GMP revaluation - Pension schemes containing GMPs should take action to avoid what could be a costly hangover from contracting-out
Pension schemes containing GMPs should take action to avoid what could be a costly hangover from contracting-out, where pension scheme rules have not kept up-to-date with the law.
One of the key features of the pension landscape came to an end on 6 April when contracting-out was finally abolished. The regime delivered part of the state pension via private sector pension schemes. The hangover from the contracting-out regime will continue for some time to come because some pension scheme members will continue to have rights which relate to contracting-out – in particular, the guaranteed minimum pension or GMP, where a scheme was contracted-out on a salary related basis before 6 April 1997.
The GMP is what is says on the tin. It is a guarantee that a pension scheme member is paid a minimum amount of pension. One part of calculating the GMP is that its minimum amount must reflect inflation between when the member earns it (i.e. when he was employed) and retirement. This increase is known as revaluation.
Before 6 April 2016, a member would cease to be contracted-out when he or she left employment and left the pension scheme. At that point, the law gave the pension scheme a choice between two main methods of revaluing the GMP. The methods are known as fixed rate revaluation and section 148 revaluation.
On 6 April 2016, some pension scheme members ceased to be contracted-out as a result of the abolition of contracting-out. However, such members may continue in employment and to build up benefits in their pension scheme. The law has changed for such members insofar as the point at which a pension scheme has the revaluation choice now arises when employment ends and they cease earning benefits in their pension scheme - i.e. a date in the future, and not on the date that contracting-out was abolished on 6 April 2016.
Understandably, some pension scheme rules make the choice to use fixed rate revaluation from when contracting-out ends. The potential difficulty with this is that some members will have continued in employment after 6 April 2016 and will have continued to build up benefits in their pension scheme. In relation to such members, pension scheme provisions may not have not kept up-to-date with the law. At the same time, the law requires a pension scheme to use section 148 revaluation until employment ends.

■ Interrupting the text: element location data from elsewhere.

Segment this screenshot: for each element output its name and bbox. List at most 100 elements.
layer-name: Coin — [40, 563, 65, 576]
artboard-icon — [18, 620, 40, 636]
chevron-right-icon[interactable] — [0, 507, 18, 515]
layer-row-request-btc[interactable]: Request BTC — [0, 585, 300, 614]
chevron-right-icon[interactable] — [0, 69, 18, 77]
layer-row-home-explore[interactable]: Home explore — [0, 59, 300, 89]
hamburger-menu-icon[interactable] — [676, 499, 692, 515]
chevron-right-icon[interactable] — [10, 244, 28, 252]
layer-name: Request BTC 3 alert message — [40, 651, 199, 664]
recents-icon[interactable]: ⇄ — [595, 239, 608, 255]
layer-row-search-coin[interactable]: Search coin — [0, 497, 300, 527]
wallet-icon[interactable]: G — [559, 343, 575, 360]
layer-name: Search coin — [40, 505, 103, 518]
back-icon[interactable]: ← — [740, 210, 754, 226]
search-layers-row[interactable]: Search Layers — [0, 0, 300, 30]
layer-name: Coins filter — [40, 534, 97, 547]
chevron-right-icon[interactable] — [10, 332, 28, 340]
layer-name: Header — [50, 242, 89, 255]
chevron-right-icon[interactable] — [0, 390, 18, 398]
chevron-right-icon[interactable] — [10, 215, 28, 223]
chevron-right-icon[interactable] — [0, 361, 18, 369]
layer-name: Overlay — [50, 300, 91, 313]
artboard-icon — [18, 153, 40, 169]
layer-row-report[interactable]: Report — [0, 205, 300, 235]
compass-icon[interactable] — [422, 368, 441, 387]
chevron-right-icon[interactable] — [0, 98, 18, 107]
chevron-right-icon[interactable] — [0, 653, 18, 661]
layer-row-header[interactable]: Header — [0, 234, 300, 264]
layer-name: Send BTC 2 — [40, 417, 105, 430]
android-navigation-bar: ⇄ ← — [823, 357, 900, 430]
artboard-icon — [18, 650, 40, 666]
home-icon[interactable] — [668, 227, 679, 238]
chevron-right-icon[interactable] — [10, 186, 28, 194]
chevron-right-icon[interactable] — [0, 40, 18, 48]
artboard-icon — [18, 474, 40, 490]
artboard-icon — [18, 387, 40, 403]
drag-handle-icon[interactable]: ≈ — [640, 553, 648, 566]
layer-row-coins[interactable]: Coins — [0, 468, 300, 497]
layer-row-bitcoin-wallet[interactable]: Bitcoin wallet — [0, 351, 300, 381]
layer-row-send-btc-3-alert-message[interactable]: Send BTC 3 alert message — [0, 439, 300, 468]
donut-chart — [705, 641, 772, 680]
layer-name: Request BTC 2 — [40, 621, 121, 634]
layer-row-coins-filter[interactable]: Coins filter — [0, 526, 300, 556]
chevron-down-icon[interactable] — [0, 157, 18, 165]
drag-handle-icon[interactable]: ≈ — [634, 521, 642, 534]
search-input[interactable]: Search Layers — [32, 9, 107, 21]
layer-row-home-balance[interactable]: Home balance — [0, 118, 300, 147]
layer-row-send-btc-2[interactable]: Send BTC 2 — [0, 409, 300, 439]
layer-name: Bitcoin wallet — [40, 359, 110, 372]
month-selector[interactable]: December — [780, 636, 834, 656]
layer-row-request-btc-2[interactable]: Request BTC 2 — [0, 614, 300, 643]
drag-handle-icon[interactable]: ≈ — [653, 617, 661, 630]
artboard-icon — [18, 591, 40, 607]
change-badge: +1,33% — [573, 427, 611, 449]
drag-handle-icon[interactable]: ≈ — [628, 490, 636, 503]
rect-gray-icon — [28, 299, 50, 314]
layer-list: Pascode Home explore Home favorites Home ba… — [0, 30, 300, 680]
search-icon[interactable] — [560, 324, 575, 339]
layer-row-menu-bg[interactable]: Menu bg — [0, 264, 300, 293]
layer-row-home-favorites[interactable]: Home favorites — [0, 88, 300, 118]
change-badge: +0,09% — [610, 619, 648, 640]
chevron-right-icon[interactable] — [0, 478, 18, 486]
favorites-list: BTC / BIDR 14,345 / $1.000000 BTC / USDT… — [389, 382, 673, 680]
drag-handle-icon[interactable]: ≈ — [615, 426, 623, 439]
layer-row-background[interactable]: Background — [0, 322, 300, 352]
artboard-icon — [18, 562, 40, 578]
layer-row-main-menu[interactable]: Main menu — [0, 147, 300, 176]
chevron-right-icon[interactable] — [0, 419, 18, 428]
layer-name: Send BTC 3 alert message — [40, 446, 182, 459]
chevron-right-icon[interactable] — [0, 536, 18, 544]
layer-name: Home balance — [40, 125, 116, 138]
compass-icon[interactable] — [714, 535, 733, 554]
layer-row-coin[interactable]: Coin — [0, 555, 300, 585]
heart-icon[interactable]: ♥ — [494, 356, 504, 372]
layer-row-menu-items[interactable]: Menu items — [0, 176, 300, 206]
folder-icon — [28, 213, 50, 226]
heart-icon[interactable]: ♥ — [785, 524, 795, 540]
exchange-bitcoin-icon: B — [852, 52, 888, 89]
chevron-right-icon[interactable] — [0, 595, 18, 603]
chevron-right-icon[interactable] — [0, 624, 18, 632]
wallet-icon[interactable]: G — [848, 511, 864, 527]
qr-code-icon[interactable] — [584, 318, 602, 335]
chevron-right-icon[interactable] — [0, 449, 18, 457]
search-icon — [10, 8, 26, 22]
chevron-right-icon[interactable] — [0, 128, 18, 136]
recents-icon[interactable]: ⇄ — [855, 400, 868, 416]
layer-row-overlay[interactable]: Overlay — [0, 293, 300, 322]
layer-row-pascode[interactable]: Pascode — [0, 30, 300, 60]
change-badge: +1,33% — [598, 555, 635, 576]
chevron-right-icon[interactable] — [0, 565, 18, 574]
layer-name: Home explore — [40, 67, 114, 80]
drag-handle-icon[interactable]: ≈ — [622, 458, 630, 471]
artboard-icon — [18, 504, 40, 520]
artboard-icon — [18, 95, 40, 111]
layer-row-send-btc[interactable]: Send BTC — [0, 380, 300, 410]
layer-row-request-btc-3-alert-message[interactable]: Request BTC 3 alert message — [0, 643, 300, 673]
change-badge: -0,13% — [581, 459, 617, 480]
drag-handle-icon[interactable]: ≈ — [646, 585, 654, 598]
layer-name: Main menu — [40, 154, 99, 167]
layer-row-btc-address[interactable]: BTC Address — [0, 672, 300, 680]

In other words, some pension scheme rules require fixed rate revaluation from 6 April 2016, but the law requires section 148 revaluation until employment ends. Where members are still in employment and still in a pension scheme, this can create a cross-over period in which a pension scheme has to use the better of fixed rate revaluation and section 148 revaluation for a GMP. This could be quite costly for an employer as well as administratively complex.
The law deals with this by giving trustees an option of passing a resolution to update their rules in line with the law. This will give trustees the ability to only use section 148 revaluation until employment ends and avoid the cost of a cross-over period. However, the option is only available until 5 April 2017.
Trustees should review their rules and current arrangements for GMP revaluation in the coming months. Some pension scheme rules will need updating in line with the new law.